Все постройки на базе были барачного типа и стояли каждая отдельно, довольно далеко друг от друга, поэтому огонь не перебрасывался с одной постройки на другую. Сгорело больше половины базы, к счастью, главный склад продуктов, обмундирования и мелкого оборудования остался нетронутым, также склад взрывчатки и боеприпасов, стоявший совсем особняком. Связи с Высоко-Литовском не было, ни по общей линии, ни по аварийной. Я, после нервного шока, чисто физического испуга и паники, пришел в себя, смог побороть дрожь, приобрел способность говорить, соображать и действовать. — «Все! Математически точно! Крест-накрест — и базы нет… хорошо еще, что людей на работе не было, а то бы трупов было больше, чем живых», — с глубоким вздохом как бы облегчения сказал Лифшиц.

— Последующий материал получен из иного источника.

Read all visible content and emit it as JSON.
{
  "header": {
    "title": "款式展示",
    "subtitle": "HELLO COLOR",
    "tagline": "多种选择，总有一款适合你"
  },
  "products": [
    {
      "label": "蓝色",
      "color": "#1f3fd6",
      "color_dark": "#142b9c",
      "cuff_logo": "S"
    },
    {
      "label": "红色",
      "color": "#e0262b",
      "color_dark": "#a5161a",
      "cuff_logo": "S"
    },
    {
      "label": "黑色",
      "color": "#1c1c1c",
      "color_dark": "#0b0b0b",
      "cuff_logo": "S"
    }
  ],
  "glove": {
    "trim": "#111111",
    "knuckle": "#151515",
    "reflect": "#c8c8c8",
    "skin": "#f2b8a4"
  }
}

Связи с управлением не было, наконец нашли, где провода были порваны, и я снова вызвал Высокое. Ответил дежурный и передал приказ начальника управления: «Имеющимися силами держать оборону базы до подхода колонны УР'а. Подготовить все средства для борьбы с возможным пожарами в случае воздушного нападения. Подготовить базу к возможной срочной эвакуации Местное население на базу не допускать В непредвиденных случаях руководствоваться приказом № 212». Потом дежурный добавил «Колонна УР'а уже вышла из Высокого на Черемху, у нас была атака на штаб 145-и, Брест еще не взят... Я снимаю оборудование и буду догонять колонну, это все желаю всего хорошего, товарищ инженер!»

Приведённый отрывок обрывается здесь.